« Photographie d’architecture — Architectural Photography — 建築写真 »

le 15 juin de 9h à 11h (heure française) et de 16h à 18h (heure japonaise)

Lieu : Waseda University (Tokyo) / Zoom

Address早稲田大学政治経済学術院〒169-­‐8050東京都新宿区西早稲田1-­‐6-­‐1、3号館6階604号室 Waseda University, School of Political Science and Economics, Building 3, 6F, room 604 Nishi­‐Waseda1­‐6­‐1,Shinjuku­‐ku,Tokyo〒169-­‐8050

Lien zoom : voir le programme ci-dessous

9:00-9:30 (France)/16:00-16:30 (Japan)

Cecile Laly (Visual Culture, Kyoto Seika University)

Introduction to the annual seminar

9:30-10:30 (France)/16:30-17:30 (Japan)

Pauline Beichen Yang (Contemporary Literary Studies, University of Tokyo)
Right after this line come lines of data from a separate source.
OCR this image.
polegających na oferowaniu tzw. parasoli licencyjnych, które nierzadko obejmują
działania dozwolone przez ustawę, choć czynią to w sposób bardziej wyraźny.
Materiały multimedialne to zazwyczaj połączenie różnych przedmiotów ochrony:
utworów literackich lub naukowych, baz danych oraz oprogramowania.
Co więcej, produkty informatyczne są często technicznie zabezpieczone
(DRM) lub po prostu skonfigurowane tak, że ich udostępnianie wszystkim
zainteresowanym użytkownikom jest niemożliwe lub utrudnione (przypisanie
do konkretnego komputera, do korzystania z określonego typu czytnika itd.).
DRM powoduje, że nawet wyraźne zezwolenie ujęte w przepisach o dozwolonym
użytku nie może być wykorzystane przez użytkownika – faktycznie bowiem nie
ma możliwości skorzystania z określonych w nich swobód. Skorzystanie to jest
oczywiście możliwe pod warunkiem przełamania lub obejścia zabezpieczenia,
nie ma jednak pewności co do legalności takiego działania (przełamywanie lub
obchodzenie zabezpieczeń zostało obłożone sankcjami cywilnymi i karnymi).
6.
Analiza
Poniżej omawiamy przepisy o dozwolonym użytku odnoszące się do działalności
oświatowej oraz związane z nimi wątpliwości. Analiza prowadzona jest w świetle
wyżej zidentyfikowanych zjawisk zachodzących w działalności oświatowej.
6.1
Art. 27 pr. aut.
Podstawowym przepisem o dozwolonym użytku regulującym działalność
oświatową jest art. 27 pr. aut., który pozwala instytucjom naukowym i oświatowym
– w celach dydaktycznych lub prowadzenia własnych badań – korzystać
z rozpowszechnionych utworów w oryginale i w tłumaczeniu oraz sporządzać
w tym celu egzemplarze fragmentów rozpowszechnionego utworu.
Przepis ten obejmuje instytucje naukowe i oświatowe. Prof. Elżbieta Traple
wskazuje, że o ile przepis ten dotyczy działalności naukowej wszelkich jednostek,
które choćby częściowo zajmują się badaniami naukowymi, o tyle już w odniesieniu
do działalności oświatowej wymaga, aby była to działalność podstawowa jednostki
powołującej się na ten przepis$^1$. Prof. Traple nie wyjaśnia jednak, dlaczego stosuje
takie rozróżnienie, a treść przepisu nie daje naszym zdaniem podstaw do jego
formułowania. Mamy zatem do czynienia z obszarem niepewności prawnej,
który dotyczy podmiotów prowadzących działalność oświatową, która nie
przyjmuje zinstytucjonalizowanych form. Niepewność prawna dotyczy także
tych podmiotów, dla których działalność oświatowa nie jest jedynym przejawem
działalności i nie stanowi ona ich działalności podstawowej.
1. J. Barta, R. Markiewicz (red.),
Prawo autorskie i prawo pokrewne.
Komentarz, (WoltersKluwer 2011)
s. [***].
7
Reconstructing the Ruin: Photography, Novel, and Japanese Modernity in A True Novel (本格小説, Honkaku Shōsetsu) by Mizumura Minae

Scattered throughout Mizumura Minae’s novel Honkaku shōsetsu (2002) are the captioned, page-­sized, monochrome photographs by architect and photographer Horiguchi Toyota. Featuring the architecture and nature of Karuizawa, these depopulated pictures contribute to the nostalgic narrative of modern Japan as a construction bound to be devoured by the passage of time. Unlike the theme of ruins, the medium of photography itself becomes a register of past reality that appears to be faithful and enduring. This echoes and buttresses the novel’s ambition to overcome an allegedly irreversible trajectory of world history with fiction, especially with a genre that revives modern Japanese literature. The artistic preservation of an endangered landscape of modern Japan fundamentally points to the reconstruction of melancholic national subjectivity in the postmodern present. A comparison with the incorporation of photography in W. G. Sebald’s novel Austerlitz (2001) reveals that, besides the identity crisis they share, Sebald’s work nonetheless suggests the opacity of photography, the elusive truth of history, and the viewers’ agency in remembering as imagining.


Cecile Laly
Cecile Laly is a Specially Appointed Lecturer at Kyoto Seika University. Speciallized in the history of Japanese photography, she is researching the representation of architecture in the work of Japanese photographers. Among other texts, she published Photobooks dedicated to Gunkanjima: Random Personal Memories or Strategical Publications? (2020), and Photography. A new way of presenting Japanese architecture in the nineteenth century (2022).

Pauline Beichen Yang
Pauline Beichen Yang is a research student at the Department of Contemporary Literary Studies, University of Tokyo, currently studying the post-­Cold War afterlives of modern(ist) literature. Her master’s dissertations at Cambridge and Oxford looked respectively at Hayashi Fumiko’s travelogues in the 1930s and photography in Sebald and Mizumura’s novels.

Les interventions seront en anglais.